The MSO Workaround and Its Limits

Some non-dentist investors have used Management Service Organizations (MSOs) to participate in dental practices indirectly. In this arrangement, a licensed dentist technically owns the practice while the MSO handles billing, marketing, staffing, and other business functions. The MSO profits from management fees rather than from owning the practice itself.

California has been tightening the rules around these structures. SB 351, a law taking effect before January 2026, explicitly prohibits non-physician investors from exercising any control over clinical decision-making, patient care, treatment recommendations, or access to medical records. The law also bans common contract clauses in private equity-backed MSO deals, including non-compete agreements that restrict dentists after they leave and gag clauses that prevent providers from criticizing business practices or care quality. Any direct or indirect interference with a dentist’s professional judgment may be deemed unlawful corporate control.

MSOs remain legal in California, but only when they stay strictly on the business side and leave all clinical authority with the licensed dentist-owner.

Nonprofit and Public Clinic Exceptions

California carves out specific exceptions for certain types of organizations that can employ dentists and charge for their services without being considered to be practicing dentistry. These include:

  • Licensed primary care clinics operating under the Health and Safety Code
  • Exempt primary care clinics that meet specific statutory criteria
  • Clinics owned or operated by public hospitals or health systems
  • Hospital-owned clinics that hold the primary contract with a county government for indigent care

Tax-exempt nonprofit corporations also get a specific exception. A nonprofit that is supported substantially by donations, bequests, gifts, grants, government funds, or charitable contributions can own and manage a location where dental services are performed. But there are conditions: the entity must obtain approval from the Dental Board, it cannot interfere with or direct the professional judgment of licensed staff, and all licensees working there must comply with state dental regulations.

Community health centers operating as nonprofits fall under this framework. They can employ dentists directly and bill for services, which is how many low-income dental programs in California function.

What Happens When a Dentist Dies or Becomes Incapacitated

California law provides a 12-month grace period when a dentist-owner dies or becomes incapacitated. During that window, certain people can continue operating the practice, employing dental staff, and billing for services without holding a dental license themselves. Those people include the legal guardian or conservator of an incapacitated dentist, the executor or administrator of a deceased dentist’s estate, and the trustee of a trust that was set up specifically to handle the practice in case of death or incapacity.

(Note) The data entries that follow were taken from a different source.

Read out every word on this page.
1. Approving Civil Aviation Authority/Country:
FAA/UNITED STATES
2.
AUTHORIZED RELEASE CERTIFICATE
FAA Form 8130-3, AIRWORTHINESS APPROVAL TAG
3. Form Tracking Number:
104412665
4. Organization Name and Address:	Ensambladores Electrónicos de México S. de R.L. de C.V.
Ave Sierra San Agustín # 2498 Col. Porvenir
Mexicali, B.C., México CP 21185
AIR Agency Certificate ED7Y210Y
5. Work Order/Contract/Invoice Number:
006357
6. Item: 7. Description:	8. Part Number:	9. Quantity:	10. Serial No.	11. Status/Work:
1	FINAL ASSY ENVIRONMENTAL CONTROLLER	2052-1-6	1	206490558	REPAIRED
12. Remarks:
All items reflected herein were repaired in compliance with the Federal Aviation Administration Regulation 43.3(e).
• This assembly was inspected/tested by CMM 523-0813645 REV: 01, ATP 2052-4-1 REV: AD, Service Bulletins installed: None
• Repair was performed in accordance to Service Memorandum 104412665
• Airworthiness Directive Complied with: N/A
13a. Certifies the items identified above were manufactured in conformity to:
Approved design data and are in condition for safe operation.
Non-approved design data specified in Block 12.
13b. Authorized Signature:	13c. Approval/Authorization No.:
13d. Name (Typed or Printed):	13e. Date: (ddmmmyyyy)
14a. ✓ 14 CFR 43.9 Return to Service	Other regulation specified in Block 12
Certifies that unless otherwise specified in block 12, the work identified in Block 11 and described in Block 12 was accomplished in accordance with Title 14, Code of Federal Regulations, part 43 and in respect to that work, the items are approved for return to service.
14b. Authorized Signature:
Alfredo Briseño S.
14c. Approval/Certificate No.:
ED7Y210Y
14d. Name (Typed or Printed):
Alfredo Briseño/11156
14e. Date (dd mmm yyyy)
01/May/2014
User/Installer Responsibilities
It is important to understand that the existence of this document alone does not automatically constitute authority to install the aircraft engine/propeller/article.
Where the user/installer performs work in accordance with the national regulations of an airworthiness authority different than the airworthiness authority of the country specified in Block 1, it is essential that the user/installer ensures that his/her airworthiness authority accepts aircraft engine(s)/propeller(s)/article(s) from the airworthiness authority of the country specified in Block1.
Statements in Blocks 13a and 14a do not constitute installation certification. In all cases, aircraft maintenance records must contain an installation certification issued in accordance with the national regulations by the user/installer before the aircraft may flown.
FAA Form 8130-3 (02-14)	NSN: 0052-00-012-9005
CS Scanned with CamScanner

The trust exception is narrowly written. It applies only to trusts whose assets consist solely of the dental practice and that were created for the specific purpose of disposing of the practice if the dentist could no longer run it. After the 12-month period ends, the practice must be sold to a licensed dentist or dental corporation, or it must close.

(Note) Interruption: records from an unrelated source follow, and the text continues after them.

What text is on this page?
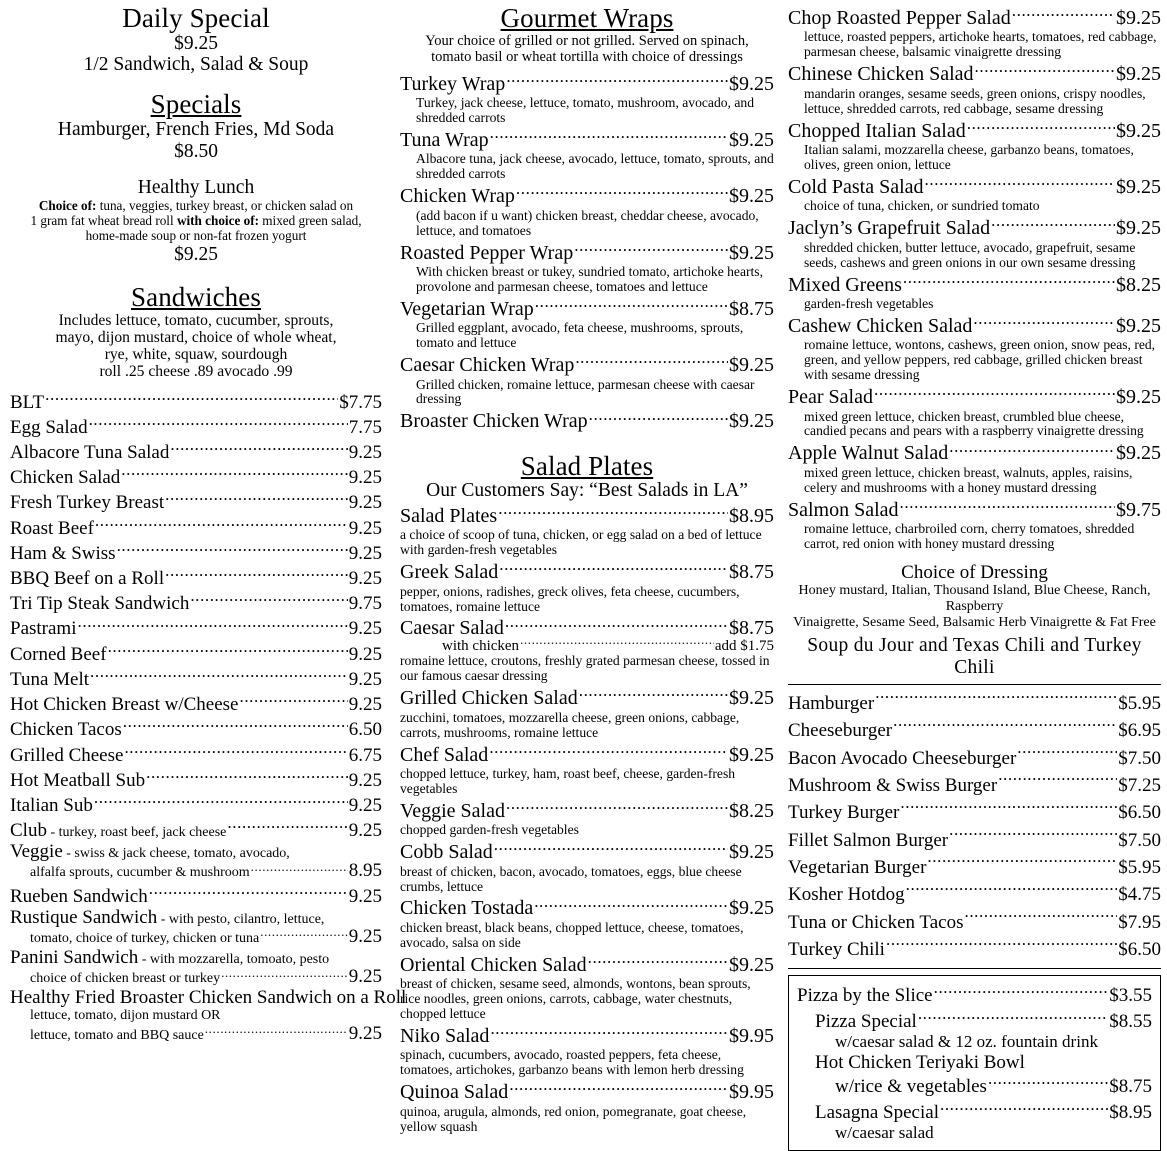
Daily Special
$9.25
1/2 Sandwich, Salad & Soup
Specials
Hamburger, French Fries, Md Soda
$8.50
Healthy Lunch
Choice of: tuna, veggies, turkey breast, or chicken salad on
1 gram fat wheat bread roll with choice of: mixed green salad,
home-made soup or non-fat frozen yogurt
$9.25
Sandwiches
Includes lettuce, tomato, cucumber, sprouts,
mayo, dijon mustard, choice of whole wheat,
rye, white, squaw, sourdough
roll .25 cheese .89 avocado .99
BLT .....	$7.75
Egg Salad .....	7.75
Albacore Tuna Salad .....	9.25
Chicken Salad .....	9.25
Fresh Turkey Breast .....	9.25
Roast Beef .....	9.25
Ham & Swiss .....	9.25
BBQ Beef on a Roll .....	9.25
Tri Tip Steak Sandwich .....	9.75
Pastrami .....	9.25
Corned Beef .....	9.25
Tuna Melt .....	9.25
Hot Chicken Breast w/Cheese .....	9.25
Chicken Tacos .....	6.50
Grilled Cheese .....	6.75
Hot Meatball Sub .....	9.25
Italian Sub .....	9.25
Club - turkey, roast beef, jack cheese .....	9.25
Veggie - swiss & jack cheese, tomato, avocado,
alfalfa sprouts, cucumber & mushroom .....	8.95
Rueben Sandwich .....	9.25
Rustique Sandwich - with pesto, cilantro, lettuce,
tomato, choice of turkey, chicken or tuna .....	9.25
Panini Sandwich - with mozzarella, tomoato, pesto
choice of chicken breast or turkey .....	9.25
Healthy Fried Broaster Chicken Sandwich on a Roll
lettuce, tomato, dijon mustard OR
lettuce, tomato and BBQ sauce .....	9.25
Gourmet Wraps
Your choice of grilled or not grilled. Served on spinach,
tomato basil or wheat tortilla with choice of dressings
Turkey Wrap .....	$9.25
Turkey, jack cheese, lettuce, tomato, mushroom, avocado, and shredded carrots
Tuna Wrap .....	$9.25
Albacore tuna, jack cheese, avocado, lettuce, tomato, sprouts, and shredded carrots
Chicken Wrap .....	$9.25
(add bacon if u want) chicken breast, cheddar cheese, avocado, lettuce, and tomatoes
Roasted Pepper Wrap .....	$9.25
With chicken breast or tukey, sundried tomato, artichoke hearts, provolone and parmesan cheese, tomatoes and lettuce
Vegetarian Wrap .....	$8.75
Grilled eggplant, avocado, feta cheese, mushrooms, sprouts, tomato and lettuce
Caesar Chicken Wrap .....	$9.25
Grilled chicken, romaine lettuce, parmesan cheese with caesar dressing
Broaster Chicken Wrap .....	$9.25
Salad Plates
Our Customers Say: “Best Salads in LA”
Salad Plates .....	$8.95
a choice of scoop of tuna, chicken, or egg salad on a bed of lettuce with garden-fresh vegetables
Greek Salad .....	$8.75
pepper, onions, radishes, greck olives, feta cheese, cucumbers, tomatoes, romaine lettuce
Caesar Salad .....	$8.75
with chicken .....	add $1.75
romaine lettuce, croutons, freshly grated parmesan cheese, tossed in our famous caesar dressing
Grilled Chicken Salad .....	$9.25
zucchini, tomatoes, mozzarella cheese, green onions, cabbage, carrots, mushrooms, romaine lettuce
Chef Salad .....	$9.25
chopped lettuce, turkey, ham, roast beef, cheese, garden-fresh vegetables
Veggie Salad .....	$8.25
chopped garden-fresh vegetables
Cobb Salad .....	$9.25
breast of chicken, bacon, avocado, tomatoes, eggs, blue cheese crumbs, lettuce
Chicken Tostada .....	$9.25
chicken breast, black beans, chopped lettuce, cheese, tomatoes, avocado, salsa on side
Oriental Chicken Salad .....	$9.25
breast of chicken, sesame seed, almonds, wontons, bean sprouts, rice noodles, green onions, carrots, cabbage, water chestnuts, chopped lettuce
Niko Salad .....	$9.95
spinach, cucumbers, avocado, roasted peppers, feta cheese, tomatoes, artichokes, garbanzo beans with lemon herb dressing
Quinoa Salad .....	$9.95
quinoa, arugula, almonds, red onion, pomegranate, goat cheese, yellow squash
Chop Roasted Pepper Salad .....	$9.25
lettuce, roasted peppers, artichoke hearts, tomatoes, red cabbage, parmesan cheese, balsamic vinaigrette dressing
Chinese Chicken Salad .....	$9.25
mandarin oranges, sesame seeds, green onions, crispy noodles, lettuce, shredded carrots, red cabbage, sesame dressing
Chopped Italian Salad .....	$9.25
Italian salami, mozzarella cheese, garbanzo beans, tomatoes, olives, green onion, lettuce
Cold Pasta Salad .....	$9.25
choice of tuna, chicken, or sundried tomato
Jaclyn’s Grapefruit Salad .....	$9.25
shredded chicken, butter lettuce, avocado, grapefruit, sesame seeds, cashews and green onions in our own sesame dressing
Mixed Greens .....	$8.25
garden-fresh vegetables
Cashew Chicken Salad .....	$9.25
romaine lettuce, wontons, cashews, green onion, snow peas, red, green, and yellow peppers, red cabbage, grilled chicken breast with sesame dressing
Pear Salad .....	$9.25
mixed green lettuce, chicken breast, crumbled blue cheese, candied pecans and pears with a raspberry vinaigrette dressing
Apple Walnut Salad .....	$9.25
mixed green lettuce, chicken breast, walnuts, apples, raisins, celery and mushrooms with a honey mustard dressing
Salmon Salad .....	$9.75
romaine lettuce, charbroiled corn, cherry tomatoes, shredded carrot, red onion with honey mustard dressing
Choice of Dressing
Honey mustard, Italian, Thousand Island, Blue Cheese, Ranch, Raspberry
Vinaigrette, Sesame Seed, Balsamic Herb Vinaigrette & Fat Free
Soup du Jour and Texas Chili and Turkey Chili
Hamburger .....	$5.95
Cheeseburger .....	$6.95
Bacon Avocado Cheeseburger .....	$7.50
Mushroom & Swiss Burger .....	$7.25
Turkey Burger .....	$6.50
Fillet Salmon Burger .....	$7.50
Vegetarian Burger .....	$5.95
Kosher Hotdog .....	$4.75
Tuna or Chicken Tacos .....	$7.95
Turkey Chili .....	$6.50
Pizza by the Slice .....	$3.55
Pizza Special .....	$8.55
w/caesar salad & 12 oz. fountain drink
Hot Chicken Teriyaki Bowl
w/rice & vegetables .....	$8.75
Lasagna Special .....	$8.95
w/caesar salad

Ownership Structures at a Glance

  • Sole proprietorship: One licensed dentist owns and controls the practice
  • Partnership: Two or more licensed dentists share ownership
  • Professional corporation: Shares held only by licensed dentists, formed under the Moscone-Knox Act
  • Nonprofit corporation: Must be tax-exempt, charity-supported, and approved by the Dental Board
  • Public or licensed clinics: Specific clinic types defined in the Health and Safety Code
  • Estate or trust: Temporary ownership for up to 12 months following a dentist’s death or incapacity

Outside of these categories, there is no legal path for a non-dentist individual, a general business corporation, or a private equity fund to directly own a dental practice in California. The state’s framework is one of the more restrictive in the country, and recent legislation signals that enforcement is moving toward tighter scrutiny of indirect ownership arrangements as well.